Mr Baker added: “We continue to monitor the trust closely. We will return to inspect it, to determine whether improvements have been made.”
The CQC has told the EEAST it must make several improvements, including to its safeguarding procedures, how it deals with allegations against staff and undertaking proper pre-employment checks.
They must also review the safety of private ambulances they use and address “long-standing concerns regarding bullying and harassment within the organisation”.
Norwich South Labour MP Clive Lewis said: “It is almost beyond comprehension how a service so trusted to come to our aid when we are at our most vulnerable could also fail to protect patients and staff from sexual abuse, inappropriate behaviour and harassment.
“My heart goes out to everyone who has been touched by what I think is fair to describe as a fully-fledged scandal at this trust.

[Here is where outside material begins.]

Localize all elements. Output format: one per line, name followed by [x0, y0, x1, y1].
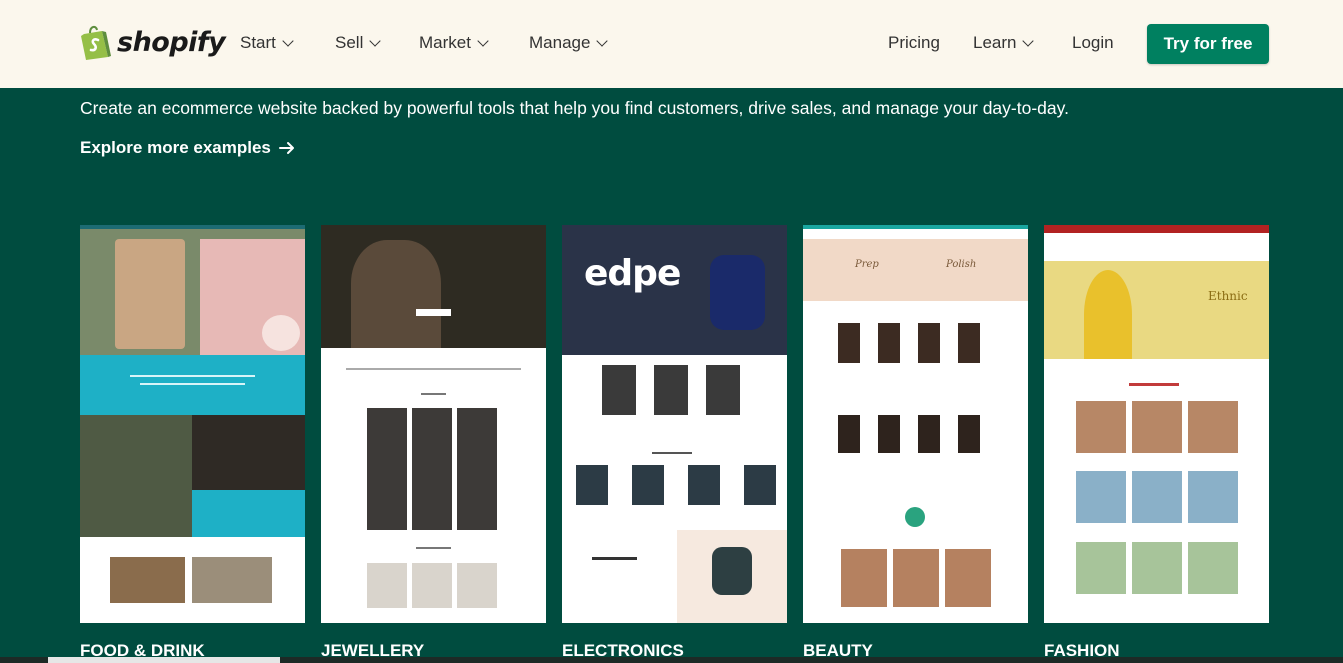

My staff and I will do our best to support any constituents who have been affected and I will keep a close eye on developments.”
•What the ambulance service says
In response, the EEAST said its leadership has taken steps to improve the culture, strengthen safeguarding, and tackle inappropriate behaviour.
Since the inspection it has updated safeguarding policies and its complaints procedure.
It will also survey all staff on their experience of the Trust’s culture including inappropriate behaviour.
Chairman of EEAST, Nicola Scrivings, who was appointed in October 2019, said: “Today’s report calls out where we need to improve and we will now do everything possible, as fast as possible, to make the improvements required.
“We are working closely with the CQC, NHS colleagues and other partners to take action right now to address these concerns and put this right for the long-term.”
Asked if the leadership should resign, she said: “This leadership team has delivered improvements over the past year with better performance and more staff on the ground, but it is clear that there is more to do on culture.
“A stable leadership team is an important part of driving cultural change and we are getting extra support from the NHS and elsewhere to help the leadership team succeed.”
She added: “It is clear from the CQC staff survey that the majority of staff at the Trust are proud to work for EEAST.
“The role of the leaders is to make sure every member of the team feels that pride, with the support and culture they deserve.”
•Analysis: Leadership changes, but problems remain
The East of England Ambulance Trust has lurched from one crisis to the next over the last few years, but several changes of management have failed to solve its problems.
Its current chief executive, Dorothy Hosein, was appointed in 2018 and came in after a whisteblower released a dossier which claimed patients had died because of long response times over the previous winter under its last chief executive, Rob Morton.
The trust has long struggled to hit response time targets, particularly in rural areas.
It has also suffered from recruitment problems, something Ms Hosein recognised when she was appointed.
Most recently it was under the spotlight for staff welfare after three employees died suddenly in 11 days in November last year.
The inquest into one of the deaths, Luke Wright, found he had taken his own life.
That again prompted the service to pledge changes.